The next day, Judge Lipez held the second of his sessions with the local bar (for a summary of the previous session, see my entry for 11/13/08). As the last time, there were lots of useful tidbits.
Statistics. From 2000-2009 civil appeals have decreased 5.9% in the First Circuit, while criminal appeals have increased 36.6% In 2000, Maine had 128 appeals; in 2008, 126. Judge Lipez predicts that the decline will not continue, noting that bankruptcies are on the rise and eventually some disputes end up at the Court of Appeals, and that recent declines in criminal appeals in Massachusetts and Puerto Rico appeared aberrational.
Settlement counsel. The new settlement counsel, Patrick King (for everywhere but Puerto Rico) will no longer require memoranda from the parties, but rather will review the file himself and if he has questions, will call counsel. He will also come to Maine, and not require travel down to Boston. He does not view himself as taking an aggressive approach to mediation. He may be willing to carry out the conference via telephone and will not require the conference if there appears no reasonable chance of settlement. Judge Lipez also noted that the point of the conference is to see whether there can be a settlement before a significant expediture of appeal, so if, because the notices are coming from two different sources, you find that the briefing schedule requires the appellant brief to be filed before the settlement conference, the appellant is likely to obtain an enlargement of time to file its brief after the conference, should it desire.

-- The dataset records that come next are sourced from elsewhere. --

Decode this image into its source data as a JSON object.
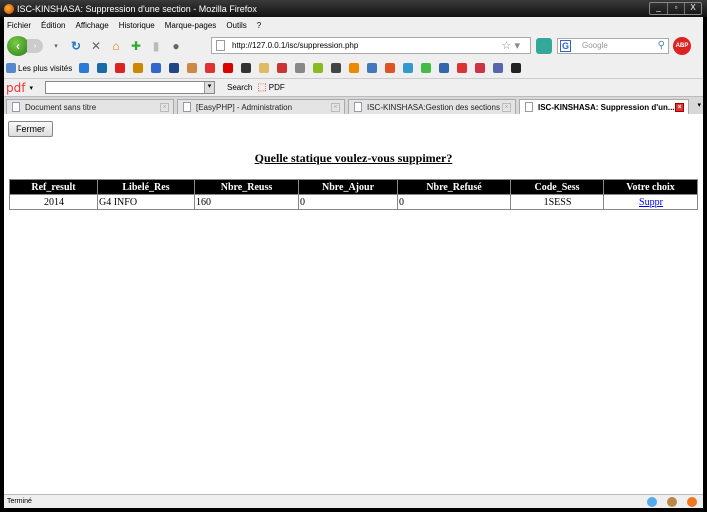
{
  "window": {
    "title": "ISC-KINSHASA: Suppression d'une section - Mozilla Firefox",
    "min": "_",
    "max": "▫",
    "close": "X"
  },
  "menu": [
    "Fichier",
    "Édition",
    "Affichage",
    "Historique",
    "Marque-pages",
    "Outils",
    "?"
  ],
  "nav": {
    "url": "http://127.0.0.1/isc/suppression.php",
    "search_placeholder": "Google",
    "abp": "ABP"
  },
  "bookmarks": {
    "most_visited": "Les plus visités",
    "icon_colors": [
      "#2a7ad8",
      "#1a6aa8",
      "#d22",
      "#c80",
      "#36c",
      "#248",
      "#c84",
      "#d33",
      "#d00",
      "#333",
      "#db6",
      "#c33",
      "#888",
      "#8b2",
      "#444",
      "#e80",
      "#47b",
      "#d52",
      "#39c",
      "#4b4",
      "#36a",
      "#d33",
      "#c34",
      "#56a",
      "#222"
    ]
  },
  "pdfbar": {
    "logo": "pdf",
    "search": "Search",
    "pdf": "PDF"
  },
  "tabs": [
    {
      "label": "Document sans titre"
    },
    {
      "label": "[EasyPHP] - Administration"
    },
    {
      "label": "ISC-KINSHASA:Gestion des sections"
    },
    {
      "label": "ISC-KINSHASA: Suppression d'un..."
    }
  ],
  "page": {
    "close_button": "Fermer",
    "heading": "Quelle statique voulez-vous suppimer?",
    "table": {
      "headers": [
        "Ref_result",
        "Libelé_Res",
        "Nbre_Reuss",
        "Nbre_Ajour",
        "Nbre_Refusé",
        "Code_Sess",
        "Votre choix"
      ],
      "rows": [
        [
          "2014",
          "G4 INFO",
          "160",
          "0",
          "0",
          "1SESS",
          "Suppr"
        ]
      ]
    }
  },
  "status": "Terminé"
}
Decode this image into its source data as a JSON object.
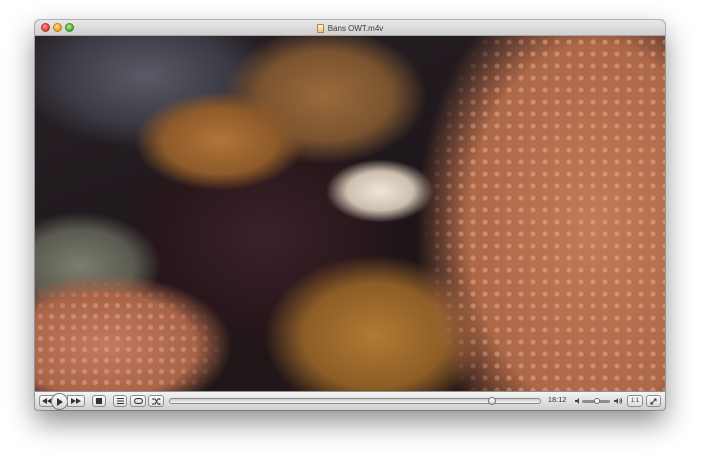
{
  "window": {
    "title": "Bans OWT.m4v"
  },
  "player": {
    "elapsed_time": "18:12",
    "progress_fraction": 0.875,
    "volume_fraction": 0.55,
    "aspect_label": "1:1"
  },
  "icons": {
    "title_file": "document-icon",
    "rewind": "rewind-icon",
    "play": "play-icon",
    "fast_forward": "fast-forward-icon",
    "stop": "stop-icon",
    "playlist": "playlist-icon",
    "loop": "loop-icon",
    "shuffle": "shuffle-icon",
    "volume_low": "speaker-low-icon",
    "volume_high": "speaker-high-icon",
    "fullscreen": "fullscreen-icon"
  }
}
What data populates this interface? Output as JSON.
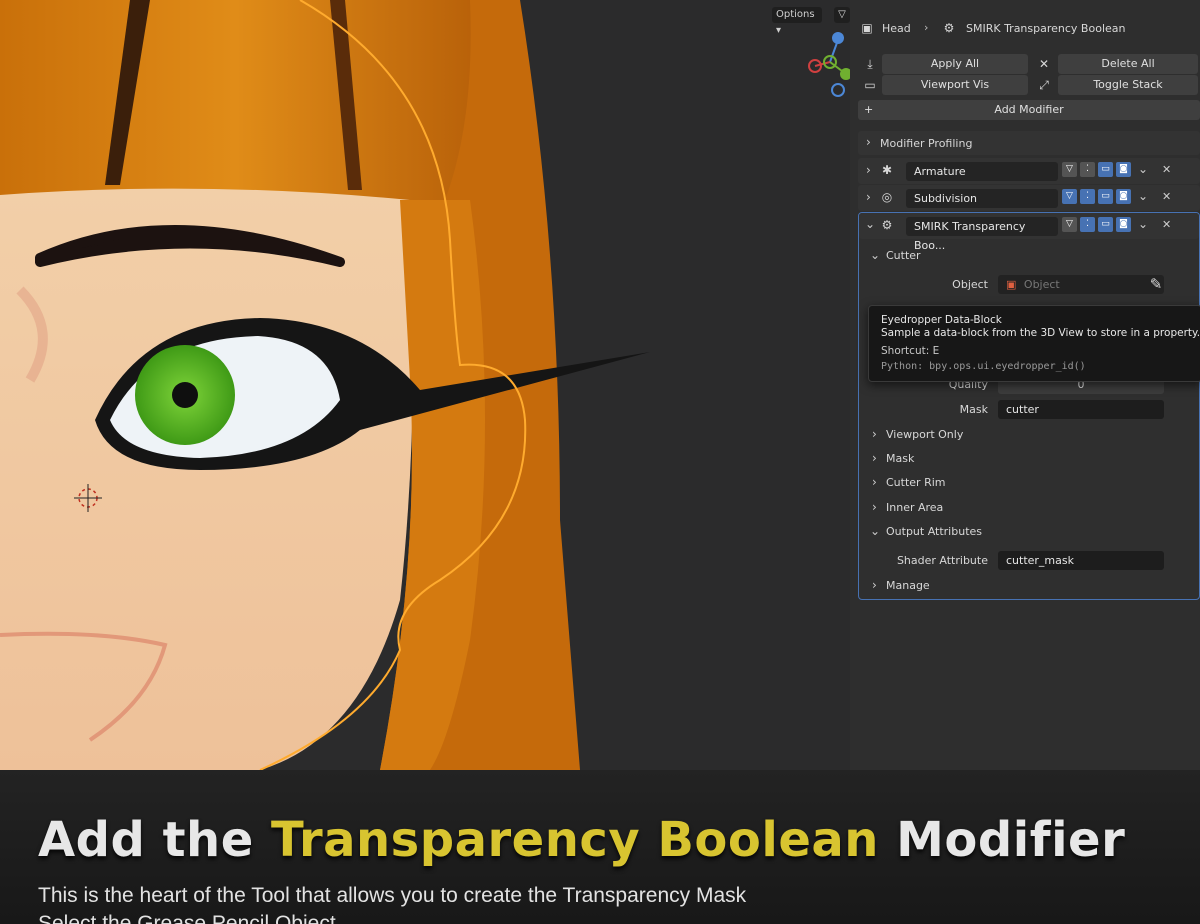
{
  "viewport": {
    "options_label": "Options"
  },
  "panel": {
    "breadcrumb": {
      "object": "Head",
      "modifier": "SMIRK Transparency Boolean"
    },
    "toolbar": {
      "apply_all": "Apply All",
      "delete_all": "Delete All",
      "viewport_vis": "Viewport Vis",
      "toggle_stack": "Toggle Stack",
      "add_modifier": "Add Modifier"
    },
    "modifier_profiling": "Modifier Profiling",
    "modifiers": [
      {
        "name": "Armature"
      },
      {
        "name": "Subdivision"
      },
      {
        "name": "SMIRK Transparency Boo..."
      }
    ],
    "cutter": {
      "section": "Cutter",
      "object_label": "Object",
      "object_placeholder": "Object",
      "quality_label": "Quality",
      "quality_value": "0",
      "mask_label": "Mask",
      "mask_value": "cutter"
    },
    "sections": {
      "viewport_only": "Viewport Only",
      "mask": "Mask",
      "cutter_rim": "Cutter Rim",
      "inner_area": "Inner Area",
      "output_attributes": "Output Attributes",
      "manage": "Manage"
    },
    "output": {
      "shader_attribute_label": "Shader Attribute",
      "shader_attribute_value": "cutter_mask"
    }
  },
  "tooltip": {
    "title": "Eyedropper Data-Block",
    "description": "Sample a data-block from the 3D View to store in a property.",
    "shortcut": "Shortcut: E",
    "python": "Python: bpy.ops.ui.eyedropper_id()"
  },
  "caption": {
    "title_part1": "Add the ",
    "title_highlight": "Transparency Boolean",
    "title_part2": " Modifier",
    "subtitle_line1": "This is the heart of the Tool that allows you to create the Transparency Mask",
    "subtitle_line2": "Select the Grease Pencil Object"
  },
  "colors": {
    "accent_blue": "#4772b3",
    "highlight_yellow": "#d8c430",
    "hair_orange": "#d8820e",
    "eye_green": "#4aa41c"
  }
}
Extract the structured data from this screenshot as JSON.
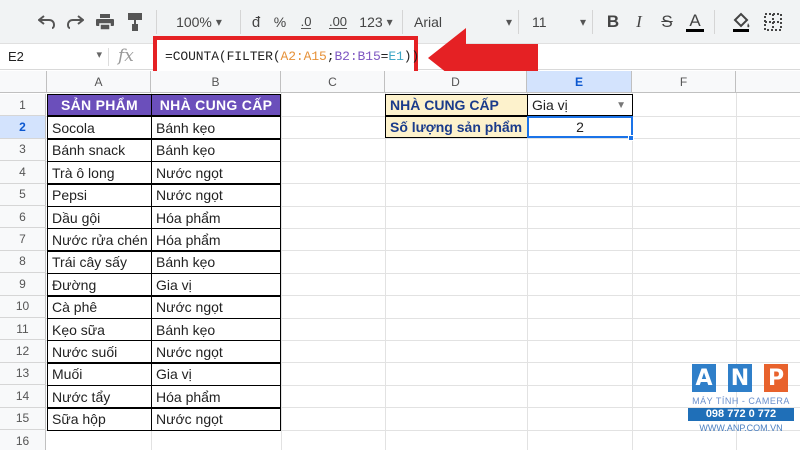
{
  "toolbar": {
    "zoom": "100%",
    "currency": "đ",
    "percent": "%",
    "decimal_decrease": ".0",
    "decimal_increase": ".00",
    "more_formats": "123",
    "font": "Arial",
    "font_size": "11",
    "bold": "B",
    "italic": "I",
    "strikethrough": "S",
    "text_color": "A"
  },
  "formula_bar": {
    "cell_ref": "E2",
    "fx": "fx",
    "formula_parts": [
      "=COUNTA(FILTER(",
      "A2:A15",
      ";",
      "B2:B15",
      "=",
      "E1",
      "))"
    ]
  },
  "columns": [
    "A",
    "B",
    "C",
    "D",
    "E",
    "F"
  ],
  "rows": [
    "1",
    "2",
    "3",
    "4",
    "5",
    "6",
    "7",
    "8",
    "9",
    "10",
    "11",
    "12",
    "13",
    "14",
    "15",
    "16"
  ],
  "table": {
    "headers": [
      "SẢN PHẨM",
      "NHÀ CUNG CẤP"
    ],
    "rows": [
      [
        "Socola",
        "Bánh kẹo"
      ],
      [
        "Bánh snack",
        "Bánh kẹo"
      ],
      [
        "Trà ô long",
        "Nước ngọt"
      ],
      [
        "Pepsi",
        "Nước ngọt"
      ],
      [
        "Dầu gội",
        "Hóa phẩm"
      ],
      [
        "Nước rửa chén",
        "Hóa phẩm"
      ],
      [
        "Trái cây sấy",
        "Bánh kẹo"
      ],
      [
        "Đường",
        "Gia vị"
      ],
      [
        "Cà phê",
        "Nước ngọt"
      ],
      [
        "Kẹo sữa",
        "Bánh kẹo"
      ],
      [
        "Nước suối",
        "Nước ngọt"
      ],
      [
        "Muối",
        "Gia vị"
      ],
      [
        "Nước tẩy",
        "Hóa phẩm"
      ],
      [
        "Sữa hộp",
        "Nước ngọt"
      ]
    ]
  },
  "criteria": {
    "label1": "NHÀ CUNG CẤP",
    "value1": "Gia vị",
    "label2": "Số lượng sản phẩm",
    "value2": "2"
  },
  "logo": {
    "letters": [
      "A",
      "N",
      "P"
    ],
    "tagline": "MÁY TÍNH - CAMERA",
    "phone": "098 772 0 772",
    "url": "WWW.ANP.COM.VN"
  },
  "colors": {
    "header_purple": "#6b4fbb",
    "criteria_yellow": "#fdf2cc",
    "arrow_red": "#e52124",
    "selection_blue": "#1a73e8"
  }
}
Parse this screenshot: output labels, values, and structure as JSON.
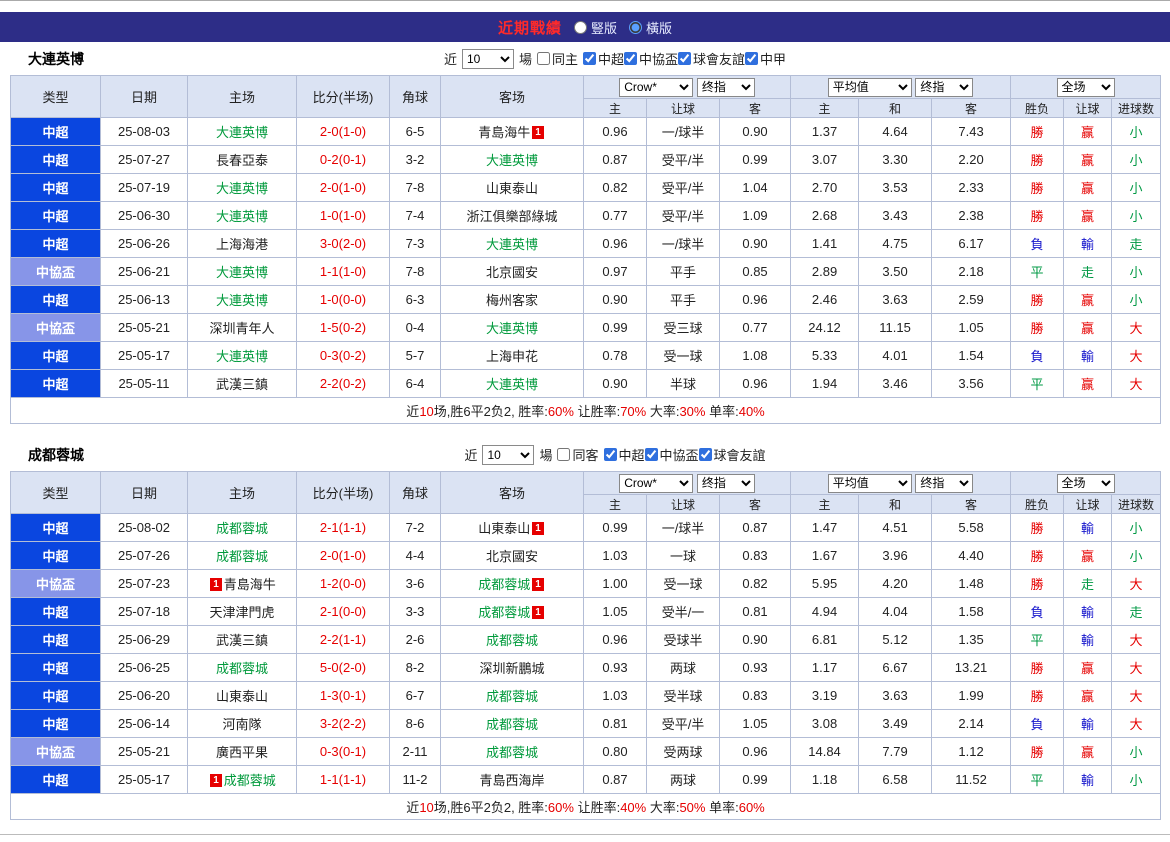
{
  "titlebar": {
    "title": "近期戰績",
    "radio_vertical": "豎版",
    "radio_horizontal": "橫版"
  },
  "colors": {
    "titlebar_bg": "#2d2d87",
    "title_red": "#ff2a2a",
    "header_bg": "#dbe3f3",
    "super_league_bg": "#0a46e0",
    "cup_bg": "#8795e8",
    "self_team_green": "#019a3c",
    "win_red": "#e60000",
    "lose_blue": "#1515cc",
    "draw_green": "#009944"
  },
  "filter_labels": {
    "near": "近",
    "near_value": "10",
    "games": "場"
  },
  "table_header": {
    "type": "类型",
    "date": "日期",
    "home": "主场",
    "score": "比分(半场)",
    "corner": "角球",
    "away": "客场",
    "book_select": "Crow*",
    "final_select_1": "终指",
    "avg_select": "平均值",
    "final_select_2": "终指",
    "fulltime_select": "全场",
    "sub": {
      "home_odds": "主",
      "handicap": "让球",
      "away_odds": "客",
      "avg_home": "主",
      "avg_draw": "和",
      "avg_away": "客",
      "wdl": "胜负",
      "ah": "让球",
      "goals": "进球数"
    }
  },
  "sections": [
    {
      "team": "大連英博",
      "same_label": "同主",
      "same_checked": false,
      "leagues": [
        {
          "label": "中超",
          "checked": true
        },
        {
          "label": "中協盃",
          "checked": true
        },
        {
          "label": "球會友誼",
          "checked": true
        },
        {
          "label": "中甲",
          "checked": true
        }
      ],
      "rows": [
        {
          "league": "中超",
          "cup": false,
          "date": "25-08-03",
          "home": "大連英博",
          "home_self": true,
          "home_badge": null,
          "score": "2-0(1-0)",
          "corner": "6-5",
          "away": "青島海牛",
          "away_self": false,
          "away_badge": "after",
          "odds": [
            "0.96",
            "一/球半",
            "0.90"
          ],
          "avg": [
            "1.37",
            "4.64",
            "7.43"
          ],
          "results": [
            "勝",
            "赢",
            "小"
          ]
        },
        {
          "league": "中超",
          "cup": false,
          "date": "25-07-27",
          "home": "長春亞泰",
          "home_self": false,
          "home_badge": null,
          "score": "0-2(0-1)",
          "corner": "3-2",
          "away": "大連英博",
          "away_self": true,
          "away_badge": null,
          "odds": [
            "0.87",
            "受平/半",
            "0.99"
          ],
          "avg": [
            "3.07",
            "3.30",
            "2.20"
          ],
          "results": [
            "勝",
            "赢",
            "小"
          ]
        },
        {
          "league": "中超",
          "cup": false,
          "date": "25-07-19",
          "home": "大連英博",
          "home_self": true,
          "home_badge": null,
          "score": "2-0(1-0)",
          "corner": "7-8",
          "away": "山東泰山",
          "away_self": false,
          "away_badge": null,
          "odds": [
            "0.82",
            "受平/半",
            "1.04"
          ],
          "avg": [
            "2.70",
            "3.53",
            "2.33"
          ],
          "results": [
            "勝",
            "赢",
            "小"
          ]
        },
        {
          "league": "中超",
          "cup": false,
          "date": "25-06-30",
          "home": "大連英博",
          "home_self": true,
          "home_badge": null,
          "score": "1-0(1-0)",
          "corner": "7-4",
          "away": "浙江俱樂部綠城",
          "away_self": false,
          "away_badge": null,
          "odds": [
            "0.77",
            "受平/半",
            "1.09"
          ],
          "avg": [
            "2.68",
            "3.43",
            "2.38"
          ],
          "results": [
            "勝",
            "赢",
            "小"
          ]
        },
        {
          "league": "中超",
          "cup": false,
          "date": "25-06-26",
          "home": "上海海港",
          "home_self": false,
          "home_badge": null,
          "score": "3-0(2-0)",
          "corner": "7-3",
          "away": "大連英博",
          "away_self": true,
          "away_badge": null,
          "odds": [
            "0.96",
            "一/球半",
            "0.90"
          ],
          "avg": [
            "1.41",
            "4.75",
            "6.17"
          ],
          "results": [
            "負",
            "輸",
            "走"
          ]
        },
        {
          "league": "中協盃",
          "cup": true,
          "date": "25-06-21",
          "home": "大連英博",
          "home_self": true,
          "home_badge": null,
          "score": "1-1(1-0)",
          "corner": "7-8",
          "away": "北京國安",
          "away_self": false,
          "away_badge": null,
          "odds": [
            "0.97",
            "平手",
            "0.85"
          ],
          "avg": [
            "2.89",
            "3.50",
            "2.18"
          ],
          "results": [
            "平",
            "走",
            "小"
          ]
        },
        {
          "league": "中超",
          "cup": false,
          "date": "25-06-13",
          "home": "大連英博",
          "home_self": true,
          "home_badge": null,
          "score": "1-0(0-0)",
          "corner": "6-3",
          "away": "梅州客家",
          "away_self": false,
          "away_badge": null,
          "odds": [
            "0.90",
            "平手",
            "0.96"
          ],
          "avg": [
            "2.46",
            "3.63",
            "2.59"
          ],
          "results": [
            "勝",
            "赢",
            "小"
          ]
        },
        {
          "league": "中協盃",
          "cup": true,
          "date": "25-05-21",
          "home": "深圳青年人",
          "home_self": false,
          "home_badge": null,
          "score": "1-5(0-2)",
          "corner": "0-4",
          "away": "大連英博",
          "away_self": true,
          "away_badge": null,
          "odds": [
            "0.99",
            "受三球",
            "0.77"
          ],
          "avg": [
            "24.12",
            "11.15",
            "1.05"
          ],
          "results": [
            "勝",
            "赢",
            "大"
          ]
        },
        {
          "league": "中超",
          "cup": false,
          "date": "25-05-17",
          "home": "大連英博",
          "home_self": true,
          "home_badge": null,
          "score": "0-3(0-2)",
          "corner": "5-7",
          "away": "上海申花",
          "away_self": false,
          "away_badge": null,
          "odds": [
            "0.78",
            "受一球",
            "1.08"
          ],
          "avg": [
            "5.33",
            "4.01",
            "1.54"
          ],
          "results": [
            "負",
            "輸",
            "大"
          ]
        },
        {
          "league": "中超",
          "cup": false,
          "date": "25-05-11",
          "home": "武漢三鎮",
          "home_self": false,
          "home_badge": null,
          "score": "2-2(0-2)",
          "corner": "6-4",
          "away": "大連英博",
          "away_self": true,
          "away_badge": null,
          "odds": [
            "0.90",
            "半球",
            "0.96"
          ],
          "avg": [
            "1.94",
            "3.46",
            "3.56"
          ],
          "results": [
            "平",
            "赢",
            "大"
          ]
        }
      ],
      "summary": [
        {
          "text": "近"
        },
        {
          "text": "10",
          "red": true
        },
        {
          "text": "场,胜6平2负2, 胜率:"
        },
        {
          "text": "60%",
          "red": true
        },
        {
          "text": " 让胜率:"
        },
        {
          "text": "70%",
          "red": true
        },
        {
          "text": " 大率:"
        },
        {
          "text": "30%",
          "red": true
        },
        {
          "text": " 单率:"
        },
        {
          "text": "40%",
          "red": true
        }
      ]
    },
    {
      "team": "成都蓉城",
      "same_label": "同客",
      "same_checked": false,
      "leagues": [
        {
          "label": "中超",
          "checked": true
        },
        {
          "label": "中協盃",
          "checked": true
        },
        {
          "label": "球會友誼",
          "checked": true
        }
      ],
      "rows": [
        {
          "league": "中超",
          "cup": false,
          "date": "25-08-02",
          "home": "成都蓉城",
          "home_self": true,
          "home_badge": null,
          "score": "2-1(1-1)",
          "corner": "7-2",
          "away": "山東泰山",
          "away_self": false,
          "away_badge": "after",
          "odds": [
            "0.99",
            "一/球半",
            "0.87"
          ],
          "avg": [
            "1.47",
            "4.51",
            "5.58"
          ],
          "results": [
            "勝",
            "輸",
            "小"
          ]
        },
        {
          "league": "中超",
          "cup": false,
          "date": "25-07-26",
          "home": "成都蓉城",
          "home_self": true,
          "home_badge": null,
          "score": "2-0(1-0)",
          "corner": "4-4",
          "away": "北京國安",
          "away_self": false,
          "away_badge": null,
          "odds": [
            "1.03",
            "一球",
            "0.83"
          ],
          "avg": [
            "1.67",
            "3.96",
            "4.40"
          ],
          "results": [
            "勝",
            "赢",
            "小"
          ]
        },
        {
          "league": "中協盃",
          "cup": true,
          "date": "25-07-23",
          "home": "青島海牛",
          "home_self": false,
          "home_badge": "before",
          "score": "1-2(0-0)",
          "corner": "3-6",
          "away": "成都蓉城",
          "away_self": true,
          "away_badge": "after",
          "odds": [
            "1.00",
            "受一球",
            "0.82"
          ],
          "avg": [
            "5.95",
            "4.20",
            "1.48"
          ],
          "results": [
            "勝",
            "走",
            "大"
          ]
        },
        {
          "league": "中超",
          "cup": false,
          "date": "25-07-18",
          "home": "天津津門虎",
          "home_self": false,
          "home_badge": null,
          "score": "2-1(0-0)",
          "corner": "3-3",
          "away": "成都蓉城",
          "away_self": true,
          "away_badge": "after",
          "odds": [
            "1.05",
            "受半/一",
            "0.81"
          ],
          "avg": [
            "4.94",
            "4.04",
            "1.58"
          ],
          "results": [
            "負",
            "輸",
            "走"
          ]
        },
        {
          "league": "中超",
          "cup": false,
          "date": "25-06-29",
          "home": "武漢三鎮",
          "home_self": false,
          "home_badge": null,
          "score": "2-2(1-1)",
          "corner": "2-6",
          "away": "成都蓉城",
          "away_self": true,
          "away_badge": null,
          "odds": [
            "0.96",
            "受球半",
            "0.90"
          ],
          "avg": [
            "6.81",
            "5.12",
            "1.35"
          ],
          "results": [
            "平",
            "輸",
            "大"
          ]
        },
        {
          "league": "中超",
          "cup": false,
          "date": "25-06-25",
          "home": "成都蓉城",
          "home_self": true,
          "home_badge": null,
          "score": "5-0(2-0)",
          "corner": "8-2",
          "away": "深圳新鵬城",
          "away_self": false,
          "away_badge": null,
          "odds": [
            "0.93",
            "两球",
            "0.93"
          ],
          "avg": [
            "1.17",
            "6.67",
            "13.21"
          ],
          "results": [
            "勝",
            "赢",
            "大"
          ]
        },
        {
          "league": "中超",
          "cup": false,
          "date": "25-06-20",
          "home": "山東泰山",
          "home_self": false,
          "home_badge": null,
          "score": "1-3(0-1)",
          "corner": "6-7",
          "away": "成都蓉城",
          "away_self": true,
          "away_badge": null,
          "odds": [
            "1.03",
            "受半球",
            "0.83"
          ],
          "avg": [
            "3.19",
            "3.63",
            "1.99"
          ],
          "results": [
            "勝",
            "赢",
            "大"
          ]
        },
        {
          "league": "中超",
          "cup": false,
          "date": "25-06-14",
          "home": "河南隊",
          "home_self": false,
          "home_badge": null,
          "score": "3-2(2-2)",
          "corner": "8-6",
          "away": "成都蓉城",
          "away_self": true,
          "away_badge": null,
          "odds": [
            "0.81",
            "受平/半",
            "1.05"
          ],
          "avg": [
            "3.08",
            "3.49",
            "2.14"
          ],
          "results": [
            "負",
            "輸",
            "大"
          ]
        },
        {
          "league": "中協盃",
          "cup": true,
          "date": "25-05-21",
          "home": "廣西平果",
          "home_self": false,
          "home_badge": null,
          "score": "0-3(0-1)",
          "corner": "2-11",
          "away": "成都蓉城",
          "away_self": true,
          "away_badge": null,
          "odds": [
            "0.80",
            "受两球",
            "0.96"
          ],
          "avg": [
            "14.84",
            "7.79",
            "1.12"
          ],
          "results": [
            "勝",
            "赢",
            "小"
          ]
        },
        {
          "league": "中超",
          "cup": false,
          "date": "25-05-17",
          "home": "成都蓉城",
          "home_self": true,
          "home_badge": "before",
          "score": "1-1(1-1)",
          "corner": "11-2",
          "away": "青島西海岸",
          "away_self": false,
          "away_badge": null,
          "odds": [
            "0.87",
            "两球",
            "0.99"
          ],
          "avg": [
            "1.18",
            "6.58",
            "11.52"
          ],
          "results": [
            "平",
            "輸",
            "小"
          ]
        }
      ],
      "summary": [
        {
          "text": "近"
        },
        {
          "text": "10",
          "red": true
        },
        {
          "text": "场,胜6平2负2, 胜率:"
        },
        {
          "text": "60%",
          "red": true
        },
        {
          "text": " 让胜率:"
        },
        {
          "text": "40%",
          "red": true
        },
        {
          "text": " 大率:"
        },
        {
          "text": "50%",
          "red": true
        },
        {
          "text": " 单率:"
        },
        {
          "text": "60%",
          "red": true
        }
      ]
    }
  ]
}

ECF. As I mentioned before, ECF is coming. The clerk's office is developing the training materials for implementation.
Court reference to settlement. A topic of considerable discussion was whether the Court should , as it does infrequently, suggest that the parties try settlement one more time. Judge Lipez queried whether this was coercive (who will say no to the court?) among other things. Essentially, everyone who spoke up at the meeting seemed to think it was not a good idea. As a practical matter,the status quo is unlikely to change.
Rebuttal. I raised a point I raised last time - the local rule and actual practice seem not to jive. The local rule discourages rebuttal, while apparently all the judges allow it except perhaps Judge Torruella. I think rebuttal is a good idea. But whether the court's view, my point is that the rule should reflect reality, so everyone knows, and is on an equal playing field.
28(j) letters. the Court perceives that it is getting too many of these, beyond the scope of the rules; it is unlikely to strike them sua sponte, so if you think the other side is going too far, file the motion to strike yourself.